I am less familiar with Greengrass’ films (less of a fan I guess) but if I had to try to translate this scene to his cinematic language it would probably start with the officers stuffing the prisoners in the car in quite a violent way. Fontaine would use his handcuffs to choke the driver out while the officer in the passenger seat is beating him with the back of his machine gun. The other prisoners would choke him out and as the car crashes into a wall three other cars now come speeding onto the scene, surrounding Fontaine and his adventurous friends. They find cover in the car rubble and with the use of the machinegun from the now dead officers they fire back at the dozen Gestapo officers around them. They crawl into a manhole in the road and come out elsewhere covered in dirt and smelly water, fast pace exchanging vital information for the plot about some conspiring evil government and their dark master plan.
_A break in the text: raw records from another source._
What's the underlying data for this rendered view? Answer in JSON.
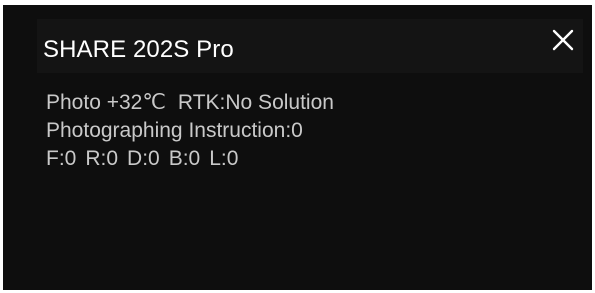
{
  "dialog": {
    "title": "SHARE 202S Pro",
    "close_icon": "close-icon",
    "status": {
      "photo_temp": "Photo +32℃",
      "rtk": "RTK:No Solution"
    },
    "instruction": "Photographing Instruction:0",
    "cameras": [
      {
        "label": "F:0"
      },
      {
        "label": "R:0"
      },
      {
        "label": "D:0"
      },
      {
        "label": "B:0"
      },
      {
        "label": "L:0"
      }
    ]
  },
  "colors": {
    "panel_background": "#0e0e0e",
    "header_background": "#141414",
    "title_text": "#ffffff",
    "info_text": "#c9c9c9"
  }
}
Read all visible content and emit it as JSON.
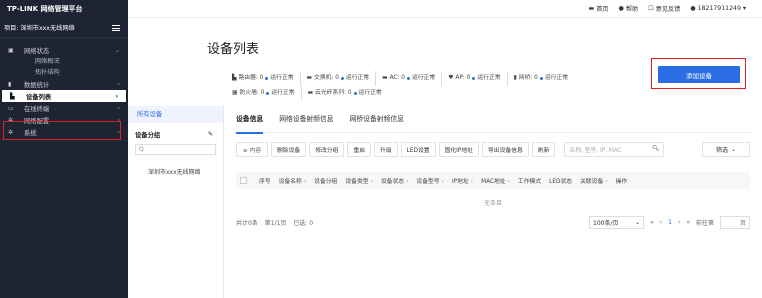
{
  "app": {
    "logo": "TP-LINK 网络管理平台",
    "project": "项目: 深圳市xxx无线网络"
  },
  "topbar": {
    "home": "首页",
    "help": "帮助",
    "feedback": "意见反馈",
    "user": "18217911249"
  },
  "sidebar": {
    "items": [
      {
        "label": "网络状态",
        "icon": "screen-icon"
      },
      {
        "label": "网络概况",
        "sub": true
      },
      {
        "label": "拓扑结构",
        "sub": true
      },
      {
        "label": "数据统计",
        "icon": "bar-chart-icon"
      },
      {
        "label": "设备列表",
        "icon": "device-list-icon",
        "active": true
      },
      {
        "label": "在线终端",
        "icon": "terminal-icon"
      },
      {
        "label": "网络配置",
        "icon": "gear-icon"
      },
      {
        "label": "系统",
        "icon": "gear-icon"
      }
    ]
  },
  "page": {
    "title": "设备列表",
    "add_button": "添加设备"
  },
  "stats": {
    "row1": [
      {
        "text": "路由器: 0",
        "status": "运行正常"
      },
      {
        "text": "交换机: 0",
        "status": "运行正常"
      },
      {
        "text": "AC: 0",
        "status": "运行正常"
      },
      {
        "text": "AP: 0",
        "status": "运行正常"
      },
      {
        "text": "网桥: 0",
        "status": "运行正常"
      }
    ],
    "row2": [
      {
        "text": "防火墙: 0",
        "status": "运行正常"
      },
      {
        "text": "云光纤系列: 0",
        "status": "运行正常"
      }
    ]
  },
  "left_panel": {
    "all_devices": "所有设备",
    "group_title": "设备分组",
    "search_placeholder": "Q",
    "project_name": "深圳市xxx无线网络"
  },
  "tabs": [
    "设备信息",
    "网络设备射频信息",
    "网桥设备射频信息"
  ],
  "toolbar": {
    "grid_label": "≡ 内容",
    "buttons": [
      "删除设备",
      "修改分组",
      "重启",
      "升级",
      "LED设置",
      "固化IP地址",
      "导出设备信息",
      "刷新"
    ],
    "search_placeholder": "名称, 型号, IP, MAC",
    "filter_label": "筛选"
  },
  "table": {
    "columns": [
      "序号",
      "设备名称",
      "设备分组",
      "设备类型",
      "设备状态",
      "设备型号",
      "IP地址",
      "MAC地址",
      "工作模式",
      "LED状态",
      "关联设备",
      "操作"
    ],
    "empty_text": "无条目"
  },
  "pager": {
    "total": "共计0条",
    "page_info": "第1/1页",
    "selected": "已选: 0",
    "page_size": "100条/页",
    "current_page": "1",
    "goto_label": "前往第",
    "page_suffix": "页"
  },
  "colors": {
    "accent": "#2b6de5",
    "sidebar_bg": "#1e2433",
    "highlight": "#e02020"
  }
}
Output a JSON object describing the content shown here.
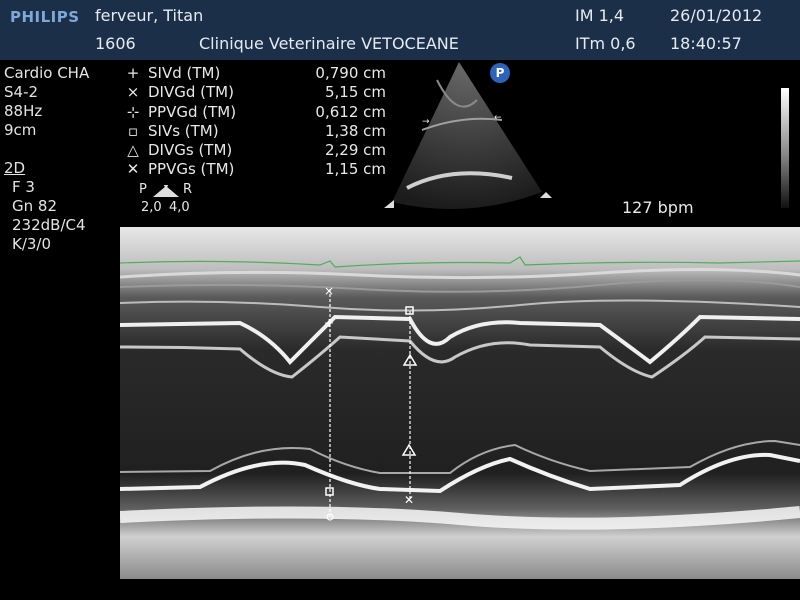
{
  "header": {
    "brand": "PHILIPS",
    "patient_name": "ferveur, Titan",
    "patient_id": "1606",
    "clinic": "Clinique Veterinaire VETOCEANE",
    "im": "IM 1,4",
    "itm": "ITm 0,6",
    "date": "26/01/2012",
    "time": "18:40:57"
  },
  "exam": {
    "preset": "Cardio CHA",
    "probe": "S4-2",
    "frame_rate": "88Hz",
    "depth": "9cm",
    "mode": "2D",
    "focus": "F 3",
    "gain": "Gn 82",
    "dynamic": "232dB/C4",
    "persist": "K/3/0"
  },
  "measurements": [
    {
      "symbol": "+",
      "label": "SIVd (TM)",
      "value": "0,790 cm"
    },
    {
      "symbol": "×",
      "label": "DIVGd (TM)",
      "value": "5,15 cm"
    },
    {
      "symbol": "⊹",
      "label": "PPVGd (TM)",
      "value": "0,612 cm"
    },
    {
      "symbol": "▫",
      "label": "SIVs (TM)",
      "value": "1,38 cm"
    },
    {
      "symbol": "△",
      "label": "DIVGs (TM)",
      "value": "2,29 cm"
    },
    {
      "symbol": "✕",
      "label": "PPVGs (TM)",
      "value": "1,15 cm"
    }
  ],
  "probe_indicator": {
    "p": "P",
    "r": "R",
    "p_val": "2,0",
    "r_val": "4,0"
  },
  "heart_rate": "127 bpm",
  "badge": "P"
}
Even Bresson’s “Notes On Cinematography” are completely in line with his film style. The 70 page book does not contain a structural text, it makes no use of persuasive or logically constructed arguments and is void of any form of literary stylization what so ever. You might think it is some sort of check-list he has made for himself, to follow when he is making a film. The eBook document I found online actually has check boxes between the truisms:

Cinematographic film, where the images, like the words in a dictionary, have no power and value except through their position and relation.
An old thing becomes new if you detach it from what usually surrounds it.
Your models must not feel they are dramatic.
Radically supress intentions in your models

Finally we might want to see if the transcendental aspects of these films might not lay with the audience and their experience? Maybe they are the one transcending themselves, the cinema and the specific story they are watching. It could be that the minimal depth of the characters and lack of drama creates a sort of passe-partout vessel that conveys a message beyond one persons joy, pain, desires, fears or despair. With Bresson dismissing almost every rule or tradition in filmmaking, how come his films do touch, attract and impress a good part of its viewers?

To be honest, I have come to like Bresson’s films better throughout the course of reading about them while researching for this essay, but at the same time I can also see how one just as well could not go along with all these abstract ideas and rule-breaking experiments. A Man Escapes starts of in a very strange way, almost purposely making you feel Fontaine was teleported into his body the second the camera started rolling on that first shot.  A good friend of mine told me how the film lost him already at that point; nothing in that opening scene was believable or even interesting to him. I can see how for quite a few people Bresson eliminates too many key elements and breaks too many crucial rules of conventional cinema for them to even be able to sit through his films. One thing you can say about the wooden staging and almost robotic performances is that they are consistent, which might explain why some audiences seem to get over it. It fascinates me that he did leave such an influential body of work in the history of cinema – despite his unconventional form –and became a very important film maker for many film lovers. Maybe watching more of his films will bring me more in tune with his style.